Transplantation and Hepatology
Hepatocellular carcinoma (HCC) is the fifth most frequent cancer in men and the ninth most frequent cancer in women (http://gco.iarc.fr/today/home). It is associated with a high mortality, representing the fourth cause of cancer-related death worldwide in 2018. Until now, the incidence of HCC has been matching the one of HCV, but this observation is changing rapidly as the newly available direct acting antiviral drugs can now efficiently treat HCV. In parallel, Western countries show a rapidly increasing incidence of obesity, non-alcoholic fatty liver disease (NAFLD) and non-alcoholic steato-hepatitis (NASH) and these diseases are expected to soon become the leading cause of HCC.
Of all treatment options and for appropriate candidates, liver transplantation offers the best outcome. Our laboratory aims to explore the mechanisms and possible treatments to improve these outcomes.
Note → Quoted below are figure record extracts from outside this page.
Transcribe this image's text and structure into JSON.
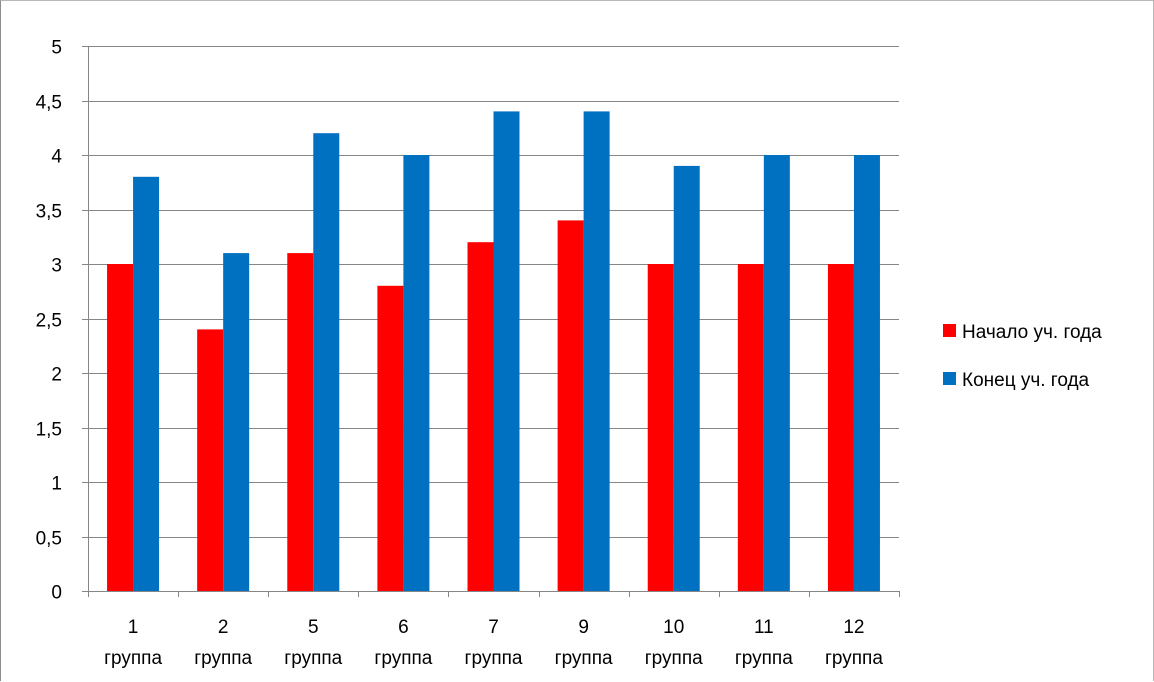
{
  "chart_data": {
    "type": "bar",
    "categories": [
      [
        "1",
        "группа"
      ],
      [
        "2",
        "группа"
      ],
      [
        "5",
        "группа"
      ],
      [
        "6",
        "группа"
      ],
      [
        "7",
        "группа"
      ],
      [
        "9",
        "группа"
      ],
      [
        "10",
        "группа"
      ],
      [
        "11",
        "группа"
      ],
      [
        "12",
        "группа"
      ]
    ],
    "series": [
      {
        "name": "Начало уч. года",
        "color": "#ff0000",
        "values": [
          3.0,
          2.4,
          3.1,
          2.8,
          3.2,
          3.4,
          3.0,
          3.0,
          3.0
        ]
      },
      {
        "name": "Конец уч. года",
        "color": "#0070c0",
        "values": [
          3.8,
          3.1,
          4.2,
          4.0,
          4.4,
          4.4,
          3.9,
          4.0,
          4.0
        ]
      }
    ],
    "ylim": [
      0,
      5
    ],
    "yticks": [
      0,
      0.5,
      1,
      1.5,
      2,
      2.5,
      3,
      3.5,
      4,
      4.5,
      5
    ],
    "ytick_labels": [
      "0",
      "0,5",
      "1",
      "1,5",
      "2",
      "2,5",
      "3",
      "3,5",
      "4",
      "4,5",
      "5"
    ],
    "grid": true,
    "legend_position": "right",
    "title": "",
    "xlabel": "",
    "ylabel": ""
  }
}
Different fields of investigations are developed in animal models
- The role of gut-liver axis on de novo and recurrent HCC in adult mice exposed to a high fat diet and the impact on immune checkpoint inhibitors
- The impact of maternal NAFLD on the gut microbiota, metabolism, and de novo HCC in the offspring
- The exploration of porto-systemic vein shunting as modulators of portal hypertension, and liver diseases
- The assessment of anti-cancer immunity in the NAFLD-altered liver microenvironment and the impact of the microbiota
- The generation of chimeric livers in order to increase the pool of organs for transplantation
Our group is also involved in clinical research, where our investigations mainly focus on the establishment of novel models predicting the outcome of liver transplantation for patients with hepatocellular carcinoma (in order to improve patient selection), as well on the impact of liver graft quality on the risk of post-transplant liver cancer recurrence.